Ana Sayfa Edebiyat “Biz bu dünyaya ecir gelmişiz, ecir gideceğiz…” Denize Doğru – Orhan...

“Biz bu dünyaya ecir gelmişiz, ecir gideceğiz…” Denize Doğru – Orhan Veli

Denizi, hep çadırımın kapısından görüyorum. Mihnete alışmış insan, zaman zaman, her şeye boş vermesini de biliyor. Bir aralık dedim ki kendi kendime: “Adaam, sen de! Çekiver kuyruğunu. Gelmezse gelmez. İster çalıştırır, ister çalıştırmaz.” Yürüyüverdim denize doğru. 

Buraya da öyle bir kara şehrinden, denize en aşağı iki yıl hasret kaldıktan sonra geldim. Bir taşla iki kuş vuracağım. Hem bir iş bulacak, çalışacağım; hem de deniz kenarında olacağım.
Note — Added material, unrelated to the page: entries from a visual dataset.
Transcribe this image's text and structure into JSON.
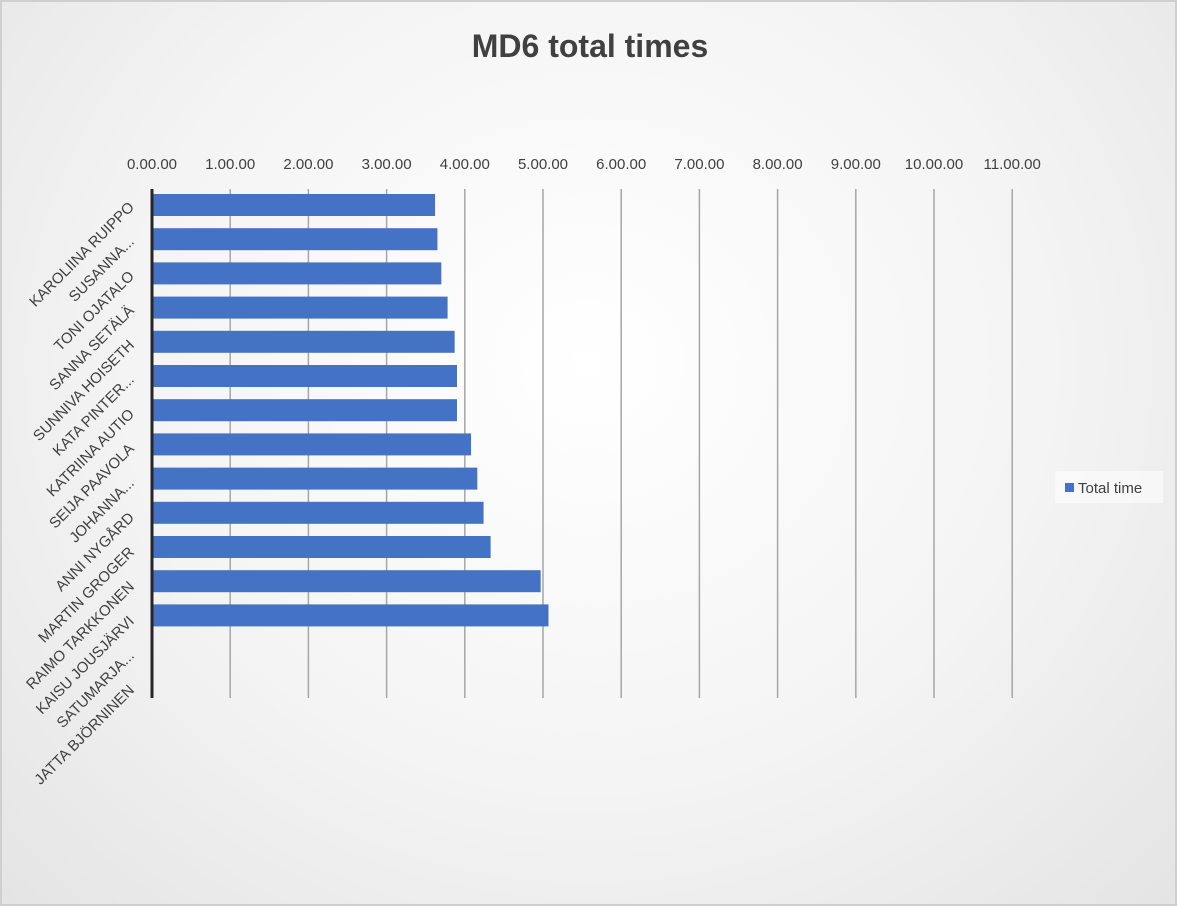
{
  "chart_data": {
    "type": "bar",
    "orientation": "horizontal",
    "title": "MD6 total times",
    "x_tick_labels": [
      "0.00.00",
      "1.00.00",
      "2.00.00",
      "3.00.00",
      "4.00.00",
      "5.00.00",
      "6.00.00",
      "7.00.00",
      "8.00.00",
      "9.00.00",
      "10.00.00",
      "11.00.00"
    ],
    "xlim": [
      0,
      11
    ],
    "x_axis_position": "top",
    "grid": true,
    "categories": [
      "KAROLIINA RUIPPO",
      "SUSANNA...",
      "TONI OJATALO",
      "SANNA SETÄLÄ",
      "SUNNIVA HOISETH",
      "KATA PINTER...",
      "KATRIINA AUTIO",
      "SEIJA PAAVOLA",
      "JOHANNA...",
      "ANNI NYGÅRD",
      "MARTIN GROGER",
      "RAIMO TARKKONEN",
      "KAISU JOUSJÄRVI",
      "SATUMARJA...",
      "JATTA BJÖRNINEN"
    ],
    "series": [
      {
        "name": "Total time",
        "color": "#4472c4",
        "values": [
          3.62,
          3.65,
          3.7,
          3.78,
          3.87,
          3.9,
          3.9,
          4.08,
          4.16,
          4.24,
          4.33,
          4.97,
          5.07,
          null,
          null
        ]
      }
    ],
    "legend_position": "right"
  }
}
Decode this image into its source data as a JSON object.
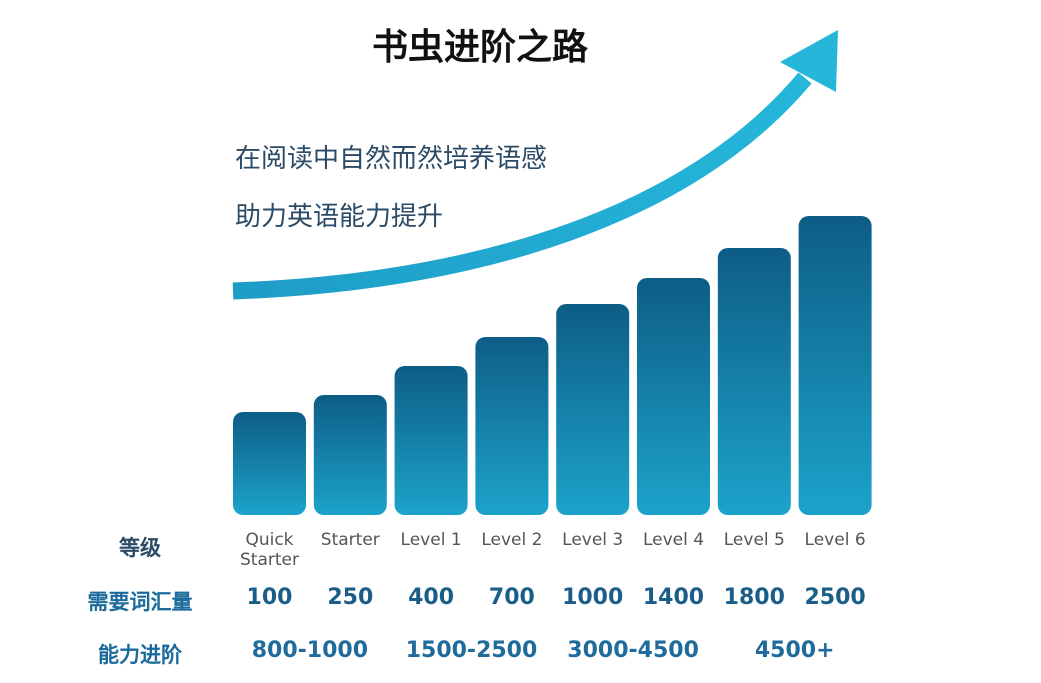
{
  "title": "书虫进阶之路",
  "subtitle": [
    "在阅读中自然而然培养语感",
    "助力英语能力提升"
  ],
  "table": {
    "row_labels": [
      "等级",
      "需要词汇量",
      "能力进阶"
    ],
    "levels": [
      "Quick Starter",
      "Starter",
      "Level 1",
      "Level 2",
      "Level 3",
      "Level 4",
      "Level 5",
      "Level 6"
    ],
    "vocabulary": [
      "100",
      "250",
      "400",
      "700",
      "1000",
      "1400",
      "1800",
      "2500"
    ],
    "ability": [
      "800-1000",
      "1500-2500",
      "3000-4500",
      "4500+"
    ]
  }
}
Gelgelelim, daha ikisi de olmadı. İş, yol çavuşluğu işi.Bu yol müteahhidinin yanında kâtiplik gibi bir şey.

Ne yapacağımı da doğru dürüst bilmiyorum ama, galiba, işçilerin çalışmalarına bakacak, gündeliklerini yahut haftalıklarını dağıtacak, müteahhidin bu bölgedeki hesaplarını tutacağım. Günde beş lira para verecekler; fena para değil. Yine işler aksi gitmese. Gitmeye başladı da onun için söylüyorum bunu. Müteahhit, benim gelişimden bir gün evvel bilmem nereye gitmiş; bir hafta sonra dönecekmiş. “Gelirse beklesin,” demiş. Bana bir çadır verdiler; o çadırda yatıp kalkıyorum.

Sözde deniz kenarında olacaktık. O da olmadı. Gerçi, bulunduğum yer denizi görmüyor değil; görüyor görmesine, ama en aşağı bir, bir buçuk saatlik bir yerden. Önümüz dümdüz ova. Denizle bir gibi. Ondan sonra da alabildiğine deniz. Denize de pek benzemiyor, kurşun bir levhaya benziyor.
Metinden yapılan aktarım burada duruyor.